For several years, most coagulation specialists have supported using the chromogenic anti-Xa assay in place of the PTT for monitoring unfractionated heparin therapy. We contend the anti-Xa is more accurate and reproducible as it is less prone to interference. Many medical center laboratories have converted to the anti-Xa as their primary means for monitoring UFH, and can also use it to measure low molecular weight heparin and synthetic pentasaccharide therapy. These institutions still offer the PTT as a coagulopathy screen and many surgeons and physicians insist on using both the anti-Xa and the PTT for monitoring UFH.
A pathologist colleague recounts that surgeons at his institution have encountered a few patients whose anti-Xa values were below the therapeutic range limit, 0.3–0.7 units/mL while the PTTs from the same specimen were prolonged beyond the upper limit of the therapeutic target range in seconds. Increasing the drip rate to achieve the anti-Xa therapeutic target resulted in serious hemorrhaging.
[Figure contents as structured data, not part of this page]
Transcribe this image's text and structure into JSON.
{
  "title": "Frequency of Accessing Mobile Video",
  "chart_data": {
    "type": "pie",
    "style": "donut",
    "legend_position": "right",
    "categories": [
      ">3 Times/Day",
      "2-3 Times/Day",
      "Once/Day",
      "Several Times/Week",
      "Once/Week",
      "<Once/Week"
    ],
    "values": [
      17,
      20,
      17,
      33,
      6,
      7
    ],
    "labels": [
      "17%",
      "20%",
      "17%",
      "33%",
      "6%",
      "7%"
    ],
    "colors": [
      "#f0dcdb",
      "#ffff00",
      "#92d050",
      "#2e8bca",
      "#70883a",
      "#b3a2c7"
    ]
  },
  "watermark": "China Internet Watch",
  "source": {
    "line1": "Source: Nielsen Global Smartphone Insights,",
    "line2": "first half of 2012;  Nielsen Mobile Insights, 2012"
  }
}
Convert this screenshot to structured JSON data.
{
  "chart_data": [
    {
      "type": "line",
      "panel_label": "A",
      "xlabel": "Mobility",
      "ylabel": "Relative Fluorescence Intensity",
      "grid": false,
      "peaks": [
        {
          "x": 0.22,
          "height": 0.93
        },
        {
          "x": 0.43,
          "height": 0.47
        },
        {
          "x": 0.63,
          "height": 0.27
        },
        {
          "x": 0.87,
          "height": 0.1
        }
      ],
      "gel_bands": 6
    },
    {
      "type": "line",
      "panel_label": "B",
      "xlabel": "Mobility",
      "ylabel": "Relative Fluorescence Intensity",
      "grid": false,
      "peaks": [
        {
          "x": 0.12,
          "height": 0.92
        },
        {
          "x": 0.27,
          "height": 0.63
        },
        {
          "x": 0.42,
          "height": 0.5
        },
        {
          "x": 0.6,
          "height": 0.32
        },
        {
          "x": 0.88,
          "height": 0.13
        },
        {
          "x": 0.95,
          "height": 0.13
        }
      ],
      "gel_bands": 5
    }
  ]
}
In a single instance, the patient’s PTT was prolonged to within the therapeutic target range but the anti-Xa was below the limit, and the antithrombin level was 30%. When the patient was given antithrombin concentrate, the PTT remained nearly the same but the anti-Xa value rose to within the therapeutic target range.
I don’t have a good answer for my friend, however I know there are many who consider the anti-Xa, a primary measure, to be inferior to the PTT, a secondary measure, because the PTT is a surrogate for the outcome of UFH therapy and not merely UFH concentration. They say the PTT more closely reflects the patient’s clinical condition. I’d like to get some comments from colleagues who have similar experiences and who can both explain anti-Xa–PTT discrepancies and who can advise which of the measures to rely upon in the clinic or surgery.